The Selfish Artifact

Reading Richard Dawkins ‘The Selfish Gene’ even 35 years after it was first published, one can appreciate the radical perspective and insight that made this a seminal book. Dawkins thesis was that it is the gene that is the central entity in evolution and that we (meaning all living things) serve to propagate, nourish and evolve the gene. The gene will outlast any living creature, transitioning from generation to generation as it recombines and evolves over time. At the time, such a perspective was radical and controversial. Yet this one idea transformed evolutionary study and, one could argue, gave rise to whole new fruitful lines of thinking, research and development. It was an idea that was adopted.

As Dawkins did in ‘The Selfish Gene’ some are now hinting at the possibility of applying the same perspective to the evolutionary nature of technology. Even the title of Kevin Kelley’s recent book ‘What Technology Wants’, hints, not too subtly, at this new perspective – of technologies, and the artifacts that embody them, as themselves inevitable agents in the evolutionary system of the ‘Technium’.

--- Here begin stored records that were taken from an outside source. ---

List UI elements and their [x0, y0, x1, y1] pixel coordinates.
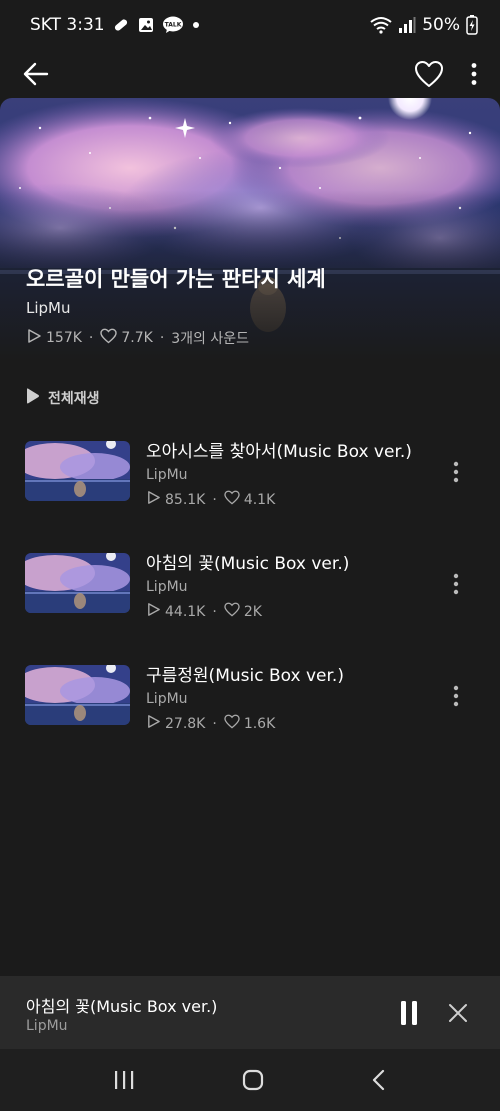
close-icon[interactable] [446, 1001, 470, 1025]
mini-player-artist: LipMu [26, 1018, 68, 1034]
track-row[interactable]: 구름정원(Music Box ver.) LipMu 27.8K · 1.6K [0, 665, 500, 735]
mini-player[interactable]: 아침의 꽃(Music Box ver.) LipMu [0, 976, 500, 1049]
pause-icon[interactable] [398, 1000, 420, 1026]
like-count-icon [224, 490, 240, 509]
like-count-icon [100, 328, 118, 348]
talk-badge-text: TALK [164, 22, 181, 29]
track-artist: LipMu [146, 467, 188, 483]
battery-level: 50% [422, 15, 460, 35]
playlist-plays: 157K [46, 330, 82, 346]
pill-icon [112, 16, 130, 34]
track-stats: 27.8K · 1.6K [146, 714, 344, 733]
wifi-icon [370, 16, 392, 34]
like-count-icon [224, 602, 240, 621]
track-stats: 44.1K · 2K [146, 602, 349, 621]
play-icon [26, 387, 40, 409]
screen: SKT 3:31 TALK 50% 오르골이 만들어 가는 판타지 세계 Lip… [0, 0, 500, 1111]
play-count-icon [146, 714, 161, 733]
heart-icon[interactable] [414, 60, 444, 88]
playlist-likes: 7.7K [121, 330, 153, 346]
mini-player-title: 아침의 꽃(Music Box ver.) [26, 997, 218, 1016]
track-thumbnail [25, 441, 130, 501]
play-count-icon [26, 328, 42, 348]
track-title: 구름정원(Music Box ver.) [146, 666, 344, 686]
track-plays: 85.1K [165, 491, 206, 508]
track-thumbnail [25, 665, 130, 725]
track-stats: 85.1K · 4.1K [146, 490, 412, 509]
play-all-label: 전체재생 [48, 391, 100, 407]
track-artist: LipMu [146, 579, 188, 595]
signal-icon [398, 17, 416, 33]
system-nav-bar [0, 1049, 500, 1111]
like-count-icon [224, 714, 240, 733]
back-arrow-icon[interactable] [22, 60, 50, 88]
playlist-sound-count: 3개의 사운드 [171, 331, 250, 347]
dot-icon [191, 20, 201, 30]
battery-icon [466, 15, 478, 35]
recent-apps-icon[interactable] [113, 1070, 135, 1090]
play-all-button[interactable]: 전체재생 [26, 386, 100, 410]
track-thumbnail [25, 553, 130, 613]
status-bar: SKT 3:31 TALK 50% [0, 0, 500, 50]
track-more-icon[interactable] [452, 573, 460, 595]
track-plays: 44.1K [165, 603, 206, 620]
app-bar [0, 50, 500, 98]
track-artist: LipMu [146, 691, 188, 707]
track-more-icon[interactable] [452, 685, 460, 707]
track-likes: 4.1K [243, 491, 276, 508]
talk-icon: TALK [162, 16, 184, 34]
track-more-icon[interactable] [452, 461, 460, 483]
track-likes: 1.6K [243, 715, 276, 732]
play-count-icon [146, 602, 161, 621]
track-title: 아침의 꽃(Music Box ver.) [146, 554, 350, 574]
track-title: 오아시스를 찾아서(Music Box ver.) [146, 442, 412, 462]
play-count-icon [146, 490, 161, 509]
playlist-title: 오르골이 만들어 가는 판타지 세계 [26, 267, 326, 291]
back-nav-icon[interactable] [371, 1069, 387, 1091]
track-row[interactable]: 아침의 꽃(Music Box ver.) LipMu 44.1K · 2K [0, 553, 500, 623]
gallery-icon [137, 16, 155, 34]
carrier-time: SKT 3:31 [30, 15, 105, 35]
more-vertical-icon[interactable] [470, 62, 478, 86]
track-row[interactable]: 오아시스를 찾아서(Music Box ver.) LipMu 85.1K · … [0, 441, 500, 511]
playlist-artist[interactable]: LipMu [26, 299, 71, 317]
home-icon[interactable] [242, 1069, 264, 1091]
track-plays: 27.8K [165, 715, 206, 732]
playlist-hero: 오르골이 만들어 가는 판타지 세계 LipMu 157K · 7.7K · 3… [0, 98, 500, 360]
playlist-stats: 157K · 7.7K · 3개의 사운드 [26, 328, 249, 348]
track-likes: 2K [243, 603, 262, 620]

Without getting into a philosophical discussion (although one is always enjoyed), is it useful to see what this ‘inverse’ perspective can illuminate about the nature of innovation? What would happen if we viewed the Artifact (the manifestation of a designed collaboration of technologies) as the entity that survives and evolves in an environment of human needs and desires? In this model, the technologies are the equivalent of the genes and the artifact design is the equivalent of the species. Such a perspective has some very interesting implications for human’s role in the creation of new artifacts that thrive in the constantly changing environment – in other words, for innovation.

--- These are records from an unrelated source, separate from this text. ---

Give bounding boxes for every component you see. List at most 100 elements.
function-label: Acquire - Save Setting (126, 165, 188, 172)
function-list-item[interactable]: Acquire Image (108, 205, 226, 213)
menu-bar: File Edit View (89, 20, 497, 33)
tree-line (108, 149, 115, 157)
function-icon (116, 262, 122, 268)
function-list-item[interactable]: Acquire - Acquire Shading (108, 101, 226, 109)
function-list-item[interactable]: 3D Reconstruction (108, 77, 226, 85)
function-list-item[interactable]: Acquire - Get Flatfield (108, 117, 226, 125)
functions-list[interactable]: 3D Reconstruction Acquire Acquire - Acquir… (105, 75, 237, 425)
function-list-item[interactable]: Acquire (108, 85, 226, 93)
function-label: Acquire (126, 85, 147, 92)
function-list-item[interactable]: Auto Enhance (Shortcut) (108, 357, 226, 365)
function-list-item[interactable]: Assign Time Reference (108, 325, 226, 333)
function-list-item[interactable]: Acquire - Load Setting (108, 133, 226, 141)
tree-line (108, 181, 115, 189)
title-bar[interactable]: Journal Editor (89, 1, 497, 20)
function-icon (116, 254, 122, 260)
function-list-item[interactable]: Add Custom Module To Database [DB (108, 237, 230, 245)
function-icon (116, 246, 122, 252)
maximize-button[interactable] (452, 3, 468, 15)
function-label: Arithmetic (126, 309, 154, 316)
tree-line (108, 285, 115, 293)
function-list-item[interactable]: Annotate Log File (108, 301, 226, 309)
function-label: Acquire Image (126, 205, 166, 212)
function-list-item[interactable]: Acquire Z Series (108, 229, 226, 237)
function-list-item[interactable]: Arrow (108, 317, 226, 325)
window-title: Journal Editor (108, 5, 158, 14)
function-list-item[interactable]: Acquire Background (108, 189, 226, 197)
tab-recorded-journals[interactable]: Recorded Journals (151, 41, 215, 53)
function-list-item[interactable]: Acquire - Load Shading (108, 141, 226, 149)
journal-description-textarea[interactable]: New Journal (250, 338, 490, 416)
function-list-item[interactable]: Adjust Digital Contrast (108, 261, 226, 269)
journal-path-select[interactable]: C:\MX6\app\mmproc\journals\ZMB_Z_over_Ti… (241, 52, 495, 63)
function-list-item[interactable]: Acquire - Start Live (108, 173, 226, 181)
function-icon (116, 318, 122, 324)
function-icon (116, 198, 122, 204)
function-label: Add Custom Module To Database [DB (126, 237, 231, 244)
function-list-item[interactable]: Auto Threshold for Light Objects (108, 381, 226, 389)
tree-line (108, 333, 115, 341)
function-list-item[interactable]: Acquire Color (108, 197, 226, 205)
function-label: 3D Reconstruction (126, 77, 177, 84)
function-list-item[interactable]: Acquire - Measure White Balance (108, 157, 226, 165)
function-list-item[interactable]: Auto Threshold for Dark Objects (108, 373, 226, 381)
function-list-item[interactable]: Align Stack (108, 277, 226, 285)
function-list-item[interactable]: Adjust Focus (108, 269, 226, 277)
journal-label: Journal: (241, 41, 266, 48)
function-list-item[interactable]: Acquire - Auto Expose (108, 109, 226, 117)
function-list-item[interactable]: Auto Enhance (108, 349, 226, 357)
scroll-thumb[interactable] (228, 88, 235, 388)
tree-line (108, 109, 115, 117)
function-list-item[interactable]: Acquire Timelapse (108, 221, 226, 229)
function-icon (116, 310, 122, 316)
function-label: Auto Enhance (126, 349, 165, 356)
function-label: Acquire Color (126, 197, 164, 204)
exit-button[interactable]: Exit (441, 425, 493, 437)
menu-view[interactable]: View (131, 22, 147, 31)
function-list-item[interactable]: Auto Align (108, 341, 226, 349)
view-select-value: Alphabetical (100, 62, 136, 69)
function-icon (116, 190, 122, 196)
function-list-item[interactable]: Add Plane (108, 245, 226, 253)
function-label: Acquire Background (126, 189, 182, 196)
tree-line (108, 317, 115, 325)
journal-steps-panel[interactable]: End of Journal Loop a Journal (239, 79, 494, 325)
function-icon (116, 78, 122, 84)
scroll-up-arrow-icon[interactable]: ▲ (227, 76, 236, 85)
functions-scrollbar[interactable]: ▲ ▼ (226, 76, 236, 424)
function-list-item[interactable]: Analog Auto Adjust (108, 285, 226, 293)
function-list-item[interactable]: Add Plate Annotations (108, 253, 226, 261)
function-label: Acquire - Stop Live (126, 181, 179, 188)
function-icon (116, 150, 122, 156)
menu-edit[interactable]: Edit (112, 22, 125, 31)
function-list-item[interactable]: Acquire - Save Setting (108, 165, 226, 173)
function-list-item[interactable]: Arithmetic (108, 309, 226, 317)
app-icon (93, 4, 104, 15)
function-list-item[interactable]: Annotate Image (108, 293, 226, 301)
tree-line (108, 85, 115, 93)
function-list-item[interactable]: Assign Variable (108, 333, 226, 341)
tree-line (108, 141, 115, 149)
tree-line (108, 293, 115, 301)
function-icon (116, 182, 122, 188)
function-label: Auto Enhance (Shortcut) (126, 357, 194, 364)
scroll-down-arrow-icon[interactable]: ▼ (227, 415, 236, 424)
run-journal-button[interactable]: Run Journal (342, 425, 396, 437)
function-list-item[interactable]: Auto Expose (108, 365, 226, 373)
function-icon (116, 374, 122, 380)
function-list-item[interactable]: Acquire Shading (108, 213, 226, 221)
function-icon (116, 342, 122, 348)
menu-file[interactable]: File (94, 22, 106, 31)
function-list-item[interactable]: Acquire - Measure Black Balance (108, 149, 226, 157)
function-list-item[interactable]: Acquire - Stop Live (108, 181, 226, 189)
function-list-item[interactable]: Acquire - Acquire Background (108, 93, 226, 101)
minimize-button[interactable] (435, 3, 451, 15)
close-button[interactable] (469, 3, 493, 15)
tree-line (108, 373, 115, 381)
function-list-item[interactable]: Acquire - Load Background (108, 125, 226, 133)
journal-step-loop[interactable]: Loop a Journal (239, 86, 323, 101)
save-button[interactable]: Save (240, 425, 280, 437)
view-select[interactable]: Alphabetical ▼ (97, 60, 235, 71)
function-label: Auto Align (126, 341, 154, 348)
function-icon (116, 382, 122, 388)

Consider, for example, the Smartphone. It represents a new family of ‘organisms’ with many emerging and rapidly evolving ‘species’ that try to adapt to the demand environment of people who need and desire mobile connectivity, content and interaction. Some species make it, some do not. Some become dominant, some find niches. Most all of the evolutionary analogs of natural biological systems can be found in this interplay between the Artifact and the human demand environment.

There are two differences between these evolving systems –  of Artifacts and of natural biological systems, The first  is that in the Technium the underlying technologies –  in the case of Smartphones, their capacitive touch screens, cellular and wifi radios, app stores, etc. – are themselves artifacts that are evolving as well to adapt to their specific ecosystems which, in this case, are both constrained and driven by the human demand environment. This can be thought of as analogous to the many microorganisms that live in and adapt to our bodies except that in the Technium, there can be a very deep hierarchy of technologies and artifacts involved.

A second key difference between the technical and biological evolutionary systems is the nature of creation. In the Technium, creation is achieved intentionally through human action – in a human design environment. Thus intelligent agents comprise both the design and the demand environments of an artifact. Indeed, the design environment for one artifact can be, and usually is, the demand environment for other artifacts. This recursive nature of the human demand and design environments creates much of the complexity that innovation must accommodate.

This view of artifacts, as the evolving entity, can provide unique perspectives and insights into the innovation process. Artifacts use us for their creation, survival, propagation and evolution. Their technologies (genes) outlive us and, in some form or another, will be around longer than any one of us individually. We are merely the means of their continuing existence and evolution. Looked at in this way, one can start to see the beginnings of a unified model of innovation in which the artifact, as the key evolving entity, is much more than the sum of its designed atoms and bits. More on this later.